Deep learning has revolutionized solar image analysis, yet most approaches train task-specific encoders from scratch or rely on natural-image pretraining that ignores the unique characteristics of Solar Dynamics Observatory (SDO) data. We introduce SolarCHIP, a family of contrastively pretrained visual backbones tailored to multi-instrument SDO observations. SolarCHIP addresses three key challenges in solar imaging: multimodal sensing across AIA and HMI instruments, weak inter-class separability due to slow temporal evolution, and strong intra-class variability with sparse activity signals. Our pretraining framework employs a multi-granularity contrastive objective that jointly aligns (1) global class tokens across co-temporal AIA-HMI pairs to enhance temporal discrimination, (2) local patch tokens at fixed spatial indices to enforce position-consistent, modality-invariant features, and (3) intra-sample patches across different spatial locations to preserve fine-grained spatial structure. We train both CNN- and Vision Transformer-based autoencoders and demonstrate their effectiveness on two downstream tasks: cross-modal translation between HMI and AIA passbands via ControlNet, and full-disk flare classification. Experimental results show that SolarCHIP achieves state-of-the-art performance across both tasks, with particularly strong gains in low-resource settings where labeled data is limited. Ablation studies confirm that each contrastive component contributes essential discriminative capacity at different granularities. By publicly releasing pretrained weights and training code, we provide the heliophysics community with a practical, plug-and-play feature extractor that reduces computational requirements, improves label efficiency, and establishes a reusable foundation for diverse solar imaging applications.

Paper Structure

This paper contains 22 sections, 7 equations, 5 figures, 3 tables.

Figures (5)

  • Figure 1: Overview of SolarCHIP training pipeline. We first preprocess SDO images with calibration and augmentation. The preprocessed images are then fed into modality specific encoders and decoders to extract tokens and reconstruct inputs. We apply three contrastive learning objectives at different granularities: (a) class-level (b) patch-level (c) intra-sample contrastive learning. The similarity matrices illustrate the alignment enforced by each contrastive objective, where gray diagonal entries indicate stronger similarity between positive pairs.

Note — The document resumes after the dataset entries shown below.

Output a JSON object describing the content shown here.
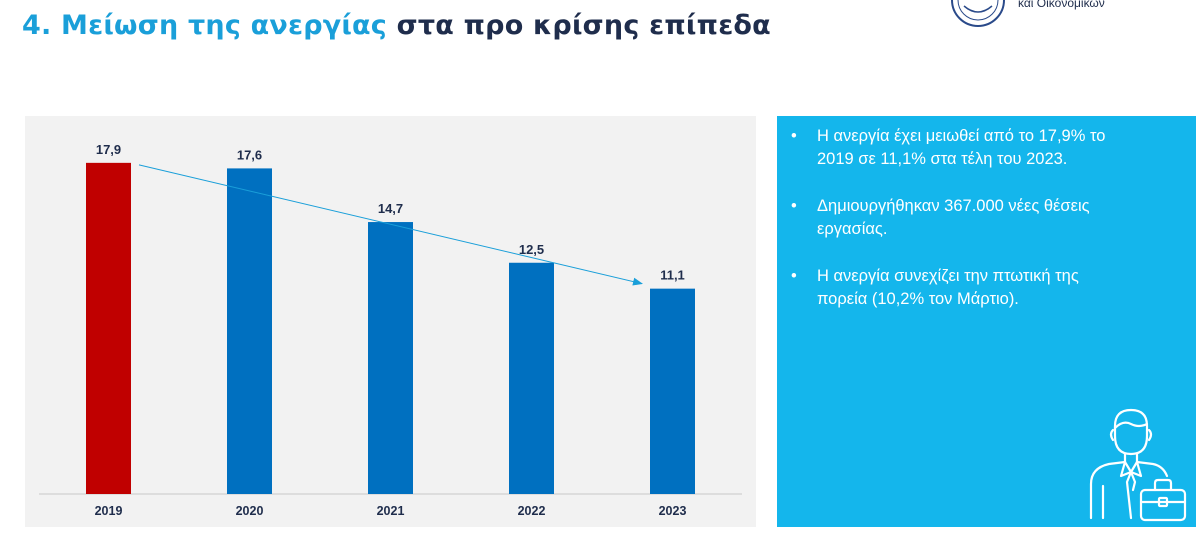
{
  "header": {
    "title_highlight": "4. Μείωση της ανεργίας",
    "title_rest": "στα προ κρίσης επίπεδα",
    "org_text": "και Οικονομικών"
  },
  "chart_data": {
    "type": "bar",
    "title": "",
    "xlabel": "",
    "ylabel": "",
    "categories": [
      "2019",
      "2020",
      "2021",
      "2022",
      "2023"
    ],
    "values": [
      17.9,
      17.6,
      14.7,
      12.5,
      11.1
    ],
    "labels": [
      "17,9",
      "17,6",
      "14,7",
      "12,5",
      "11,1"
    ],
    "colors": [
      "#c00000",
      "#0070c0",
      "#0070c0",
      "#0070c0",
      "#0070c0"
    ],
    "ylim": [
      0,
      20
    ],
    "trend_line": {
      "from": "2019",
      "to": "2023",
      "color": "#1a9fd9"
    }
  },
  "info": {
    "bullets": [
      "Η ανεργία έχει μειωθεί από το 17,9% το 2019 σε 11,1% στα τέλη του 2023.",
      "Δημιουργήθηκαν 367.000 νέες θέσεις εργασίας.",
      "Η ανεργία συνεχίζει την πτωτική της πορεία (10,2% τον Μάρτιο)."
    ],
    "bullet_glyph": "•",
    "icon": "businessman-briefcase-icon"
  }
}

  • Figure 2: Overview of downstream applications. We train a ControlNet with pretrained encoder for cross-modal translation between HMI and AIA (top). We append a classification head to the HMI encoder for solar flare recognition (bottom).
  • Figure 3: Visualization of translated images from HMI to AIA. The top row shows the synthesized AIA images conditioned on the same HMI inputs, while the bottom row displays the corresponding ground truth AIA observations.

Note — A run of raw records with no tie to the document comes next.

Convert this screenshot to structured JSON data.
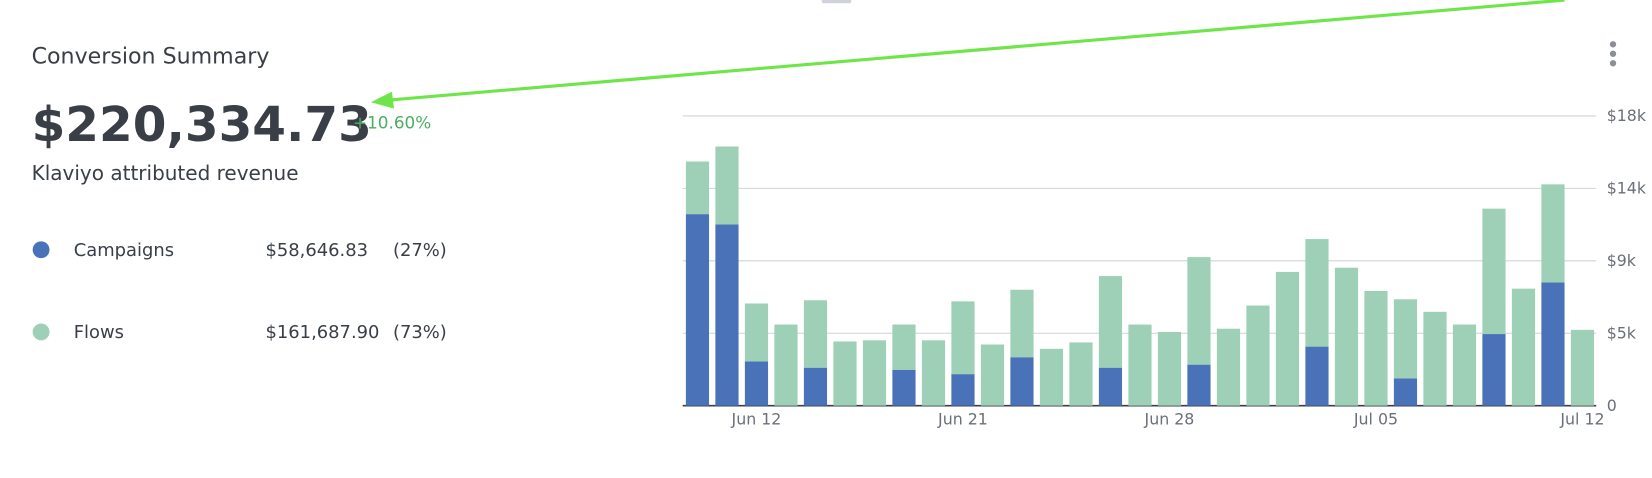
{
  "summary": {
    "title": "Conversion Summary",
    "total": "$220,334.73",
    "change": "+10.60%",
    "subtitle": "Klaviyo attributed revenue",
    "breakdown": [
      {
        "amount": "$58,646.83",
        "share": "(27%)"
      },
      {
        "amount": "$161,687.90",
        "share": "(73%)"
      }
    ]
  },
  "chart_data": {
    "type": "stacked_bar",
    "categories": [
      null,
      null,
      "Jun 12",
      null,
      null,
      null,
      null,
      null,
      null,
      "Jun 21",
      null,
      null,
      null,
      null,
      null,
      null,
      "Jun 28",
      null,
      null,
      null,
      null,
      null,
      null,
      "Jul 05",
      null,
      null,
      null,
      null,
      null,
      null,
      "Jul 12"
    ],
    "series": [
      {
        "name": "Campaigns",
        "color": "#4a72b8",
        "values": [
          11900,
          11260,
          2750,
          0,
          2360,
          0,
          0,
          2230,
          0,
          1960,
          0,
          3010,
          0,
          0,
          2360,
          0,
          0,
          2550,
          0,
          0,
          0,
          3670,
          0,
          0,
          1700,
          0,
          0,
          4450,
          0,
          7660,
          0
        ]
      },
      {
        "name": "Flows",
        "color": "#9dd0b7",
        "values": [
          3270,
          4840,
          3600,
          5040,
          4190,
          3990,
          4060,
          2810,
          4060,
          4520,
          3800,
          4190,
          3530,
          3930,
          5690,
          5040,
          4580,
          6680,
          4780,
          6220,
          8310,
          6680,
          8570,
          7130,
          4910,
          5830,
          5040,
          7790,
          7270,
          6090,
          4710
        ]
      }
    ],
    "ylim": [
      0,
      18000
    ],
    "yticks": [
      0,
      {
        "value": 4500,
        "label": "$5k"
      },
      {
        "value": 9000,
        "label": "$9k"
      },
      {
        "value": 13500,
        "label": "$14k"
      },
      {
        "value": 18000,
        "label": "$18k"
      }
    ],
    "grid": true
  }
}
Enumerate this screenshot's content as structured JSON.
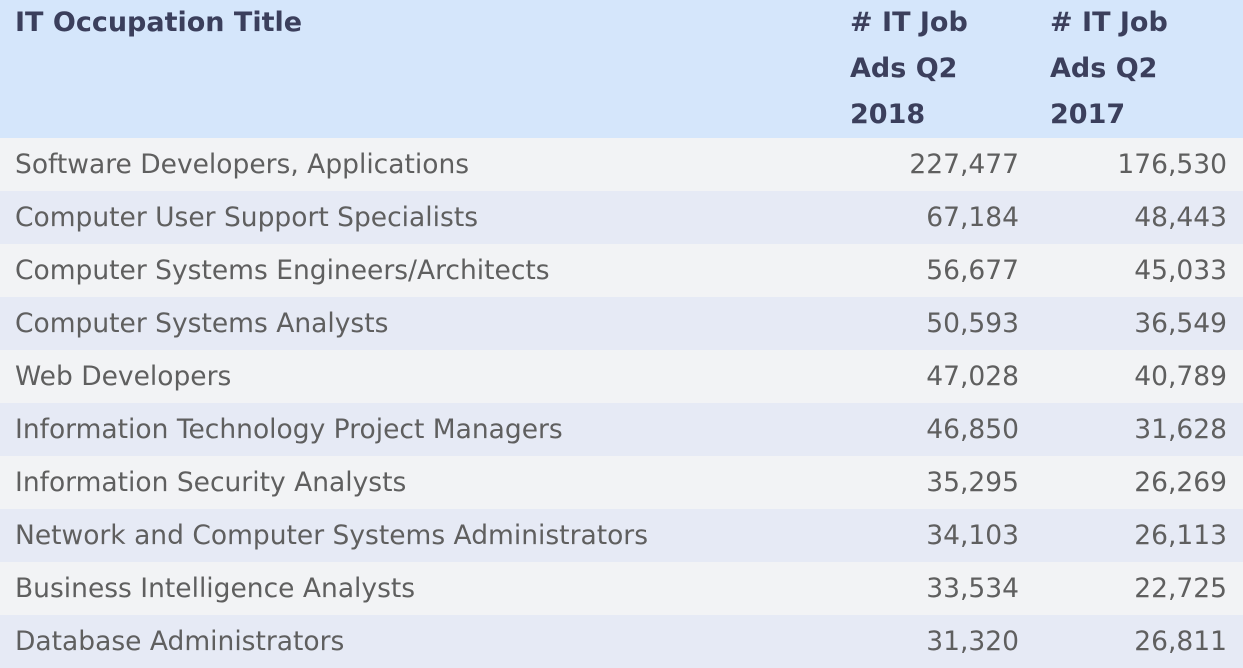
{
  "table": {
    "headers": [
      "IT Occupation Title",
      "# IT Job Ads Q2 2018",
      "# IT Job Ads Q2 2017"
    ],
    "rows": [
      [
        "Software Developers, Applications",
        "227,477",
        "176,530"
      ],
      [
        "Computer User Support Specialists",
        "67,184",
        "48,443"
      ],
      [
        "Computer Systems Engineers/Architects",
        "56,677",
        "45,033"
      ],
      [
        "Computer Systems Analysts",
        "50,593",
        "36,549"
      ],
      [
        "Web Developers",
        "47,028",
        "40,789"
      ],
      [
        "Information Technology Project Managers",
        "46,850",
        "31,628"
      ],
      [
        "Information Security Analysts",
        "35,295",
        "26,269"
      ],
      [
        "Network and Computer Systems Administrators",
        "34,103",
        "26,113"
      ],
      [
        "Business Intelligence Analysts",
        "33,534",
        "22,725"
      ],
      [
        "Database Administrators",
        "31,320",
        "26,811"
      ]
    ]
  },
  "colors": {
    "header_bg": "#d5e6fb",
    "row_odd": "#f2f3f5",
    "row_even": "#e6eaf5",
    "header_text": "#3b3f5c",
    "body_text": "#5f5f5f"
  }
}
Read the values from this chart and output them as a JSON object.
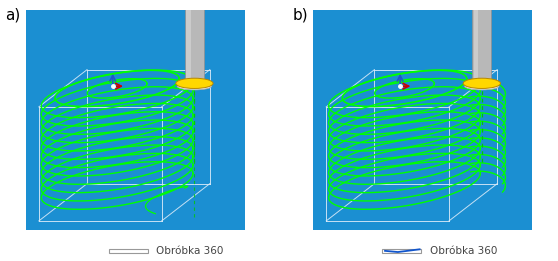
{
  "bg_color": "#ffffff",
  "panel_bg": "#1b8fd2",
  "label_a": "a)",
  "label_b": "b)",
  "caption_a": "Obróbka 360",
  "caption_b": "Obróbka 360",
  "checkbox_a_checked": false,
  "checkbox_b_checked": true,
  "fig_width": 5.58,
  "fig_height": 2.61,
  "dpi": 100,
  "box_color": "#d8eaf8",
  "spiral_color": "#00ff00",
  "gold_color": "#ffd700",
  "dashed_color": "#00cc00",
  "axis_r_color": "#cc0000",
  "axis_b_color": "#2255cc",
  "axis_w_color": "#ffffff"
}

  • Figure 4: Visualization of translated images from AIA to HMI. The leftmost column shows the ground truth HMI observation, while the right two rows display the synthesized HMI images conditioned on the corresponding AIA inputs.

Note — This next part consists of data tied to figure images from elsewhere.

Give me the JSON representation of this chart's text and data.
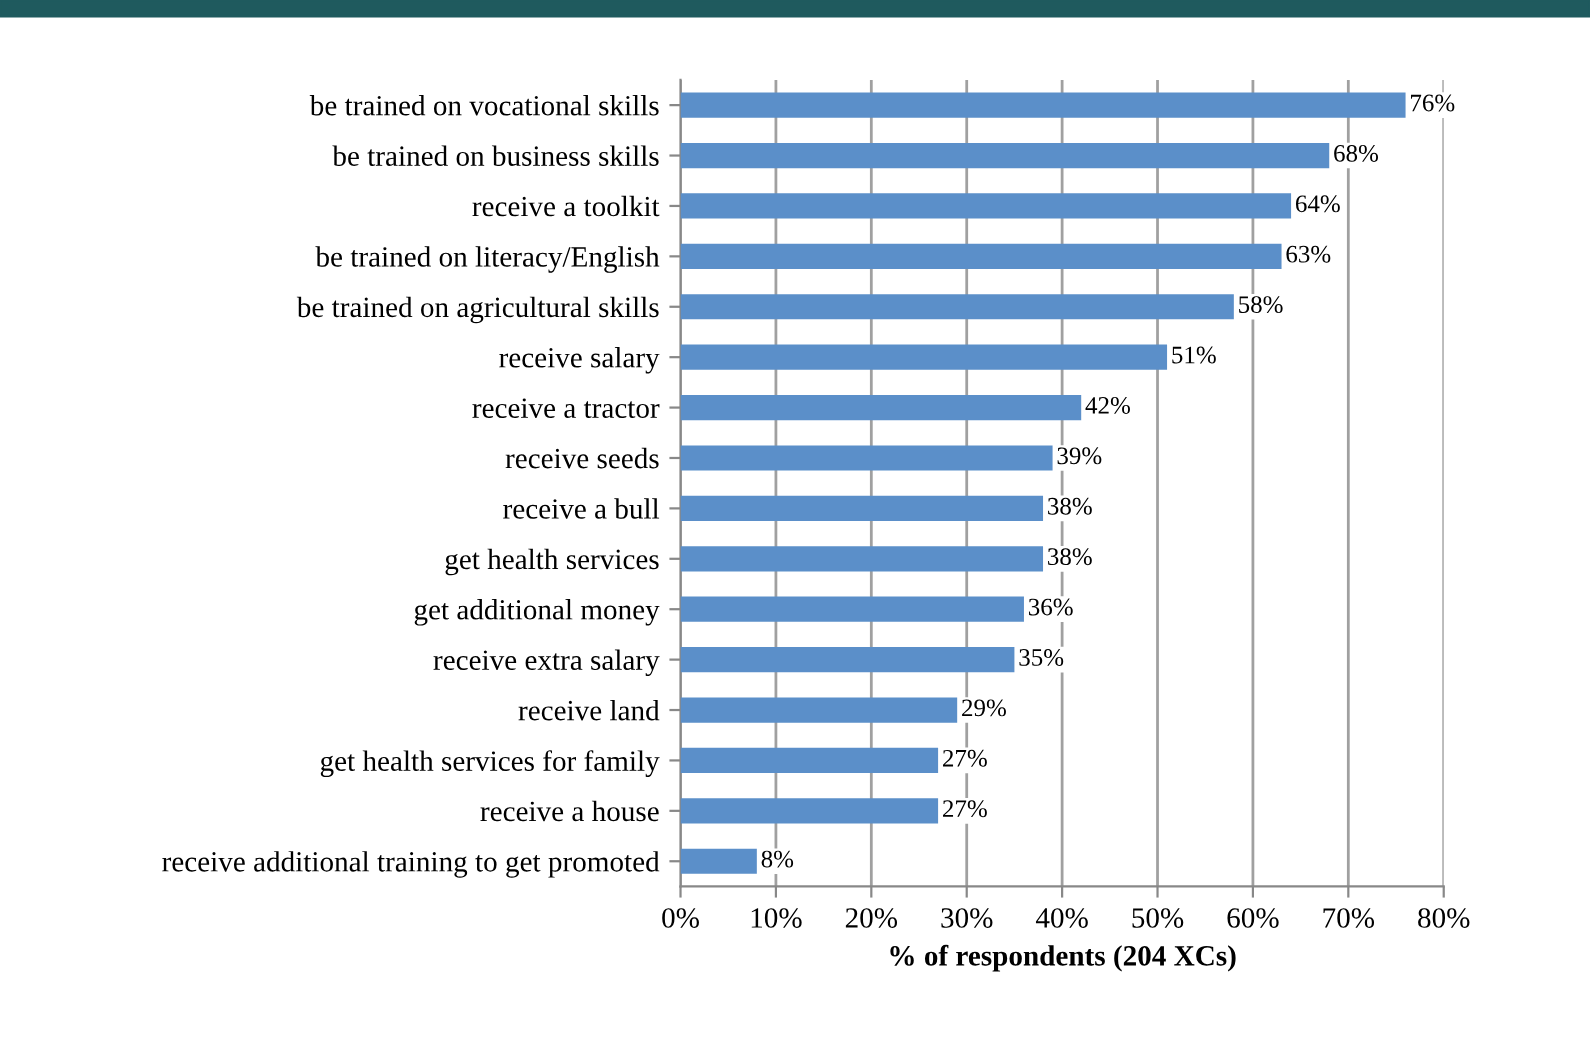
{
  "chart_data": {
    "type": "bar",
    "orientation": "horizontal",
    "xlabel": "% of respondents (204 XCs)",
    "categories": [
      "be trained on vocational skills",
      "be trained on business skills",
      "receive a toolkit",
      "be trained on literacy/English",
      "be trained on agricultural skills",
      "receive salary",
      "receive a tractor",
      "receive seeds",
      "receive a bull",
      "get health services",
      "get additional money",
      "receive extra salary",
      "receive land",
      "get health services for family",
      "receive a house",
      "receive additional training to get promoted"
    ],
    "values": [
      76,
      68,
      64,
      63,
      58,
      51,
      42,
      39,
      38,
      38,
      36,
      35,
      29,
      27,
      27,
      8
    ],
    "value_labels": [
      "76%",
      "68%",
      "64%",
      "63%",
      "58%",
      "51%",
      "42%",
      "39%",
      "38%",
      "38%",
      "36%",
      "35%",
      "29%",
      "27%",
      "27%",
      "8%"
    ],
    "color": "#5b8fc9",
    "xlim": [
      0,
      80
    ],
    "xticks": [
      {
        "value": 0,
        "label": "0%"
      },
      {
        "value": 10,
        "label": "10%"
      },
      {
        "value": 20,
        "label": "20%"
      },
      {
        "value": 30,
        "label": "30%"
      },
      {
        "value": 40,
        "label": "40%"
      },
      {
        "value": 50,
        "label": "50%"
      },
      {
        "value": 60,
        "label": "60%"
      },
      {
        "value": 70,
        "label": "70%"
      },
      {
        "value": 80,
        "label": "80%"
      }
    ],
    "grid": "x"
  }
}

  • Figure 5: Few-shot Adaption Results. We progressively reduce the number of labeled training samples to simulate low-resource scenarios, specifically using 100%, 50%, 20%, 10%, and 5% of the original training set. Both SolarCHIP-pretrained models and randomly initialized baselines are fine-tuned under these constraints. The performance is assessed using (a) the accuracy of all classes as well as the (b) $\geqslant$M and (c) $\geqslant$C binary classifications.